Thank you in advance, Shiran
Answer
Greetings,
According to Ashkenazi custom, children are not permitted to attend their parent's chuppah, nor the meal. However, according to Sephardi custom, if the parent wishes for them to attend, they may participate in the entire wedding celebrations.
Sources: Regarding Ashkenazi custom - in the book of customs from וורמיישא, part II (page 51) it states that sons and daughters of the widower or widow do not go to the synagogue on the day of their father or mother's wedding, and certainly do not attend the wedding meal. It seems this also applies to a divorced person, and it is brought in the name of Rabbi Yosef Shalom Elyashiv zt”l in the book Ashrei Ha'ish, part Even Ha'ezer, part I (chapter 21, section 44), that the custom is for children not to attend the weddings of their parents in a second marriage at all, and it makes no difference if it is for the meal or some other part.
As for the Sephardi custom - it is mentioned in the book Me'in Omer, part 12 (chapter 3, section 117) that Rabbi Ovadia Yosef zt”l was asked about a thirty-year-old son whose mother was going to marry, whether he should attend the wedding, and he replied: if the mother is embarrassed for him not to go, he should not attend, but if she wants him to come, then he should go.
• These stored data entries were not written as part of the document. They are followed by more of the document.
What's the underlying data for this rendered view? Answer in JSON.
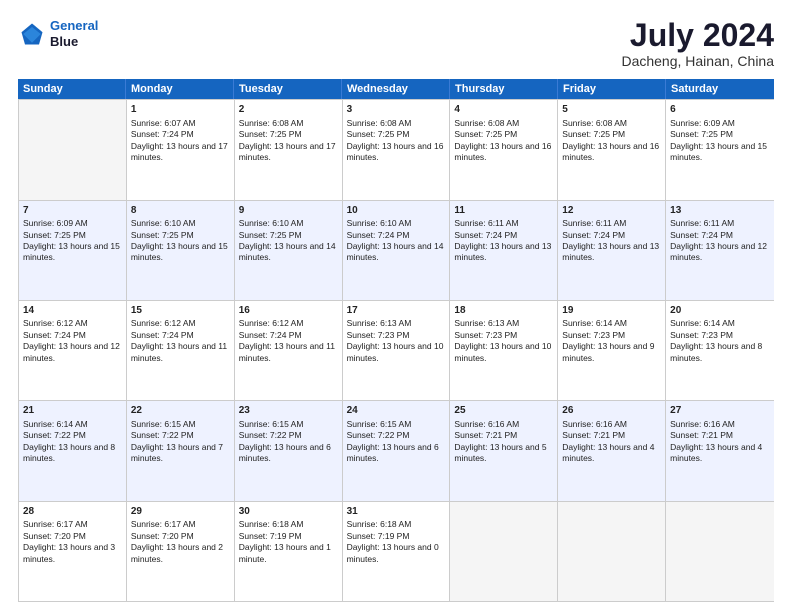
{
  "logo": {
    "line1": "General",
    "line2": "Blue"
  },
  "title": "July 2024",
  "subtitle": "Dacheng, Hainan, China",
  "header_days": [
    "Sunday",
    "Monday",
    "Tuesday",
    "Wednesday",
    "Thursday",
    "Friday",
    "Saturday"
  ],
  "weeks": [
    [
      {
        "day": "",
        "sunrise": "",
        "sunset": "",
        "daylight": "",
        "empty": true
      },
      {
        "day": "1",
        "sunrise": "Sunrise: 6:07 AM",
        "sunset": "Sunset: 7:24 PM",
        "daylight": "Daylight: 13 hours and 17 minutes."
      },
      {
        "day": "2",
        "sunrise": "Sunrise: 6:08 AM",
        "sunset": "Sunset: 7:25 PM",
        "daylight": "Daylight: 13 hours and 17 minutes."
      },
      {
        "day": "3",
        "sunrise": "Sunrise: 6:08 AM",
        "sunset": "Sunset: 7:25 PM",
        "daylight": "Daylight: 13 hours and 16 minutes."
      },
      {
        "day": "4",
        "sunrise": "Sunrise: 6:08 AM",
        "sunset": "Sunset: 7:25 PM",
        "daylight": "Daylight: 13 hours and 16 minutes."
      },
      {
        "day": "5",
        "sunrise": "Sunrise: 6:08 AM",
        "sunset": "Sunset: 7:25 PM",
        "daylight": "Daylight: 13 hours and 16 minutes."
      },
      {
        "day": "6",
        "sunrise": "Sunrise: 6:09 AM",
        "sunset": "Sunset: 7:25 PM",
        "daylight": "Daylight: 13 hours and 15 minutes."
      }
    ],
    [
      {
        "day": "7",
        "sunrise": "Sunrise: 6:09 AM",
        "sunset": "Sunset: 7:25 PM",
        "daylight": "Daylight: 13 hours and 15 minutes."
      },
      {
        "day": "8",
        "sunrise": "Sunrise: 6:10 AM",
        "sunset": "Sunset: 7:25 PM",
        "daylight": "Daylight: 13 hours and 15 minutes."
      },
      {
        "day": "9",
        "sunrise": "Sunrise: 6:10 AM",
        "sunset": "Sunset: 7:25 PM",
        "daylight": "Daylight: 13 hours and 14 minutes."
      },
      {
        "day": "10",
        "sunrise": "Sunrise: 6:10 AM",
        "sunset": "Sunset: 7:24 PM",
        "daylight": "Daylight: 13 hours and 14 minutes."
      },
      {
        "day": "11",
        "sunrise": "Sunrise: 6:11 AM",
        "sunset": "Sunset: 7:24 PM",
        "daylight": "Daylight: 13 hours and 13 minutes."
      },
      {
        "day": "12",
        "sunrise": "Sunrise: 6:11 AM",
        "sunset": "Sunset: 7:24 PM",
        "daylight": "Daylight: 13 hours and 13 minutes."
      },
      {
        "day": "13",
        "sunrise": "Sunrise: 6:11 AM",
        "sunset": "Sunset: 7:24 PM",
        "daylight": "Daylight: 13 hours and 12 minutes."
      }
    ],
    [
      {
        "day": "14",
        "sunrise": "Sunrise: 6:12 AM",
        "sunset": "Sunset: 7:24 PM",
        "daylight": "Daylight: 13 hours and 12 minutes."
      },
      {
        "day": "15",
        "sunrise": "Sunrise: 6:12 AM",
        "sunset": "Sunset: 7:24 PM",
        "daylight": "Daylight: 13 hours and 11 minutes."
      },
      {
        "day": "16",
        "sunrise": "Sunrise: 6:12 AM",
        "sunset": "Sunset: 7:24 PM",
        "daylight": "Daylight: 13 hours and 11 minutes."
      },
      {
        "day": "17",
        "sunrise": "Sunrise: 6:13 AM",
        "sunset": "Sunset: 7:23 PM",
        "daylight": "Daylight: 13 hours and 10 minutes."
      },
      {
        "day": "18",
        "sunrise": "Sunrise: 6:13 AM",
        "sunset": "Sunset: 7:23 PM",
        "daylight": "Daylight: 13 hours and 10 minutes."
      },
      {
        "day": "19",
        "sunrise": "Sunrise: 6:14 AM",
        "sunset": "Sunset: 7:23 PM",
        "daylight": "Daylight: 13 hours and 9 minutes."
      },
      {
        "day": "20",
        "sunrise": "Sunrise: 6:14 AM",
        "sunset": "Sunset: 7:23 PM",
        "daylight": "Daylight: 13 hours and 8 minutes."
      }
    ],
    [
      {
        "day": "21",
        "sunrise": "Sunrise: 6:14 AM",
        "sunset": "Sunset: 7:22 PM",
        "daylight": "Daylight: 13 hours and 8 minutes."
      },
      {
        "day": "22",
        "sunrise": "Sunrise: 6:15 AM",
        "sunset": "Sunset: 7:22 PM",
        "daylight": "Daylight: 13 hours and 7 minutes."
      },
      {
        "day": "23",
        "sunrise": "Sunrise: 6:15 AM",
        "sunset": "Sunset: 7:22 PM",
        "daylight": "Daylight: 13 hours and 6 minutes."
      },
      {
        "day": "24",
        "sunrise": "Sunrise: 6:15 AM",
        "sunset": "Sunset: 7:22 PM",
        "daylight": "Daylight: 13 hours and 6 minutes."
      },
      {
        "day": "25",
        "sunrise": "Sunrise: 6:16 AM",
        "sunset": "Sunset: 7:21 PM",
        "daylight": "Daylight: 13 hours and 5 minutes."
      },
      {
        "day": "26",
        "sunrise": "Sunrise: 6:16 AM",
        "sunset": "Sunset: 7:21 PM",
        "daylight": "Daylight: 13 hours and 4 minutes."
      },
      {
        "day": "27",
        "sunrise": "Sunrise: 6:16 AM",
        "sunset": "Sunset: 7:21 PM",
        "daylight": "Daylight: 13 hours and 4 minutes."
      }
    ],
    [
      {
        "day": "28",
        "sunrise": "Sunrise: 6:17 AM",
        "sunset": "Sunset: 7:20 PM",
        "daylight": "Daylight: 13 hours and 3 minutes."
      },
      {
        "day": "29",
        "sunrise": "Sunrise: 6:17 AM",
        "sunset": "Sunset: 7:20 PM",
        "daylight": "Daylight: 13 hours and 2 minutes."
      },
      {
        "day": "30",
        "sunrise": "Sunrise: 6:18 AM",
        "sunset": "Sunset: 7:19 PM",
        "daylight": "Daylight: 13 hours and 1 minute."
      },
      {
        "day": "31",
        "sunrise": "Sunrise: 6:18 AM",
        "sunset": "Sunset: 7:19 PM",
        "daylight": "Daylight: 13 hours and 0 minutes."
      },
      {
        "day": "",
        "sunrise": "",
        "sunset": "",
        "daylight": "",
        "empty": true
      },
      {
        "day": "",
        "sunrise": "",
        "sunset": "",
        "daylight": "",
        "empty": true
      },
      {
        "day": "",
        "sunrise": "",
        "sunset": "",
        "daylight": "",
        "empty": true
      }
    ]
  ]
}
And the author of the commentary notes (there, note 117) that it is clarified in his words that the reason for the custom is due to the parents feeling embarrassed during the wedding when their children see someone else taking the place of their father or mother. Therefore, when the father or mother wishes for them to attend, and they might be hurt if they do not come to their wedding, there is no issue. Additionally, see further in the responsa Ateret Paz, part VI (part Even Ha'ezer, section 1) that in most Sephardi communities we find that there is no strict prohibition regarding this.